Treinava em lugares desertos, em picos menores, terminando uma descida e iniciando outra. Bruno jamais aceitou usar protetores, como cabo de aço na cintura para o caso de um desequilíbrio e de uma queda. Essa possibilidade nunca permitia que pairasse em sua mente, tal o seu estado de confiança. Treinou sobre rios, mata e não foram poucas a vezes em que cruzou trechos inóspitos e extremamente perigosos cuja queda o levaria fatalmente à morte, senão pelo impacto, o seria pela rudeza das condições materiais do local.
Na véspera do grande dia lá estavam todos, devidamente uniformizados, representando a empresa contratada para a manutenção e troca dos cabos do teleférico. Chegaram à tarde, com Bruno à frente, orientando e verificando cada detalhe. A curiosidade não se fez presente, mas a multidão era grande. Bondinhos recolhidos. Uma noite vibrante, blocos por toda parte; barulho e movimentação a noite inteira. Surgiu a Terça, as horas matinais corriam céleres até que, com a chegada da tarde e a volta das aglomerações, às 4 em ponto, Bruno iniciou o percurso, a maior apresentação de sua vida. Tudo parou. Ao ver aquele homem, em sua calma habitual, nas mãos a grande vara que lhe aumentava o charme do seu equilíbrio, a multidão aplaudia e ele inclinava-se um pouco e se agachava em agradecimento.
Até que, em dado momento o vento inesperado, mal noticiado pelas agências do tempo, surpreendeu o nosso herói e ele, aguentando firme, balançava, até que a refrega, acalmando-se, trazia de volta a tranquilidade, dele e de todos que o assistiam. E que já contavam-se aos milhares a essa altura. Dois quilômetros ou pouco menos, deixados para trás. Parece que ia conseguir quando uma pisadela em falso trouxe o susto mais uma vez. "Falta pouco, vamos". Gritos desse teor já podiam ser ouvidos por Bruno. E ele se aproximando. Mais e mais. O cara de Cão, como que sorria a sua chegada.
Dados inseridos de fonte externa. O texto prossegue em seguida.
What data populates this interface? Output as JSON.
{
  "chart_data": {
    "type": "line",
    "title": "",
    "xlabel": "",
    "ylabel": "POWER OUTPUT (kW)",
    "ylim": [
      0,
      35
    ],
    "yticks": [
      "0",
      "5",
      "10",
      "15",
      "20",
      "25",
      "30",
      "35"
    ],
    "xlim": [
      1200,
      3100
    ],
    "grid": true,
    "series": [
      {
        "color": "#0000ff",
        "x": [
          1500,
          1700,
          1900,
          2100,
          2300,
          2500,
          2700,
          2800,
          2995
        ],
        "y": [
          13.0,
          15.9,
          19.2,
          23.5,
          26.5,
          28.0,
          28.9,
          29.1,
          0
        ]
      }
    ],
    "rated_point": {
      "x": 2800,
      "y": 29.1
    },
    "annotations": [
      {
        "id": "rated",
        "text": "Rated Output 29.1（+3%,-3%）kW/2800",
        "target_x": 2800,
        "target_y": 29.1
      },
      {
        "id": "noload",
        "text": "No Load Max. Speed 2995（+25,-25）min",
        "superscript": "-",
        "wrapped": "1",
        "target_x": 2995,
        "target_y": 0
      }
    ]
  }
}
Na última hora, quando todos pensavam que ele ia dar o último passo para finalmente concluir sua façanha, aconteceu o inesperado. Ele, num giro de corpo, carregado de agilidade, começou a voltar. Mas como era improvável que empreendesse uma subida, a pouco mais de cem metros, dá novo giro e retoma o caminho de volta. Era como se andasse em terra firme, tal sua destreza e tranquilidade. Pisou finalmente na plataforma, já cheia de admiradores. O resto, de óbvio e dedutível, não preciso narrar aqui. Autógrafos, aclamações e ofertas fizeram de si um homem rico e feliz. Tudo isso fez do sonhador um grande vitorioso. Só e exclusivamente por não ter ficado no sonho, mas ter tido a coragem e o empenho de desenvolver o dom que clamava em seu coração.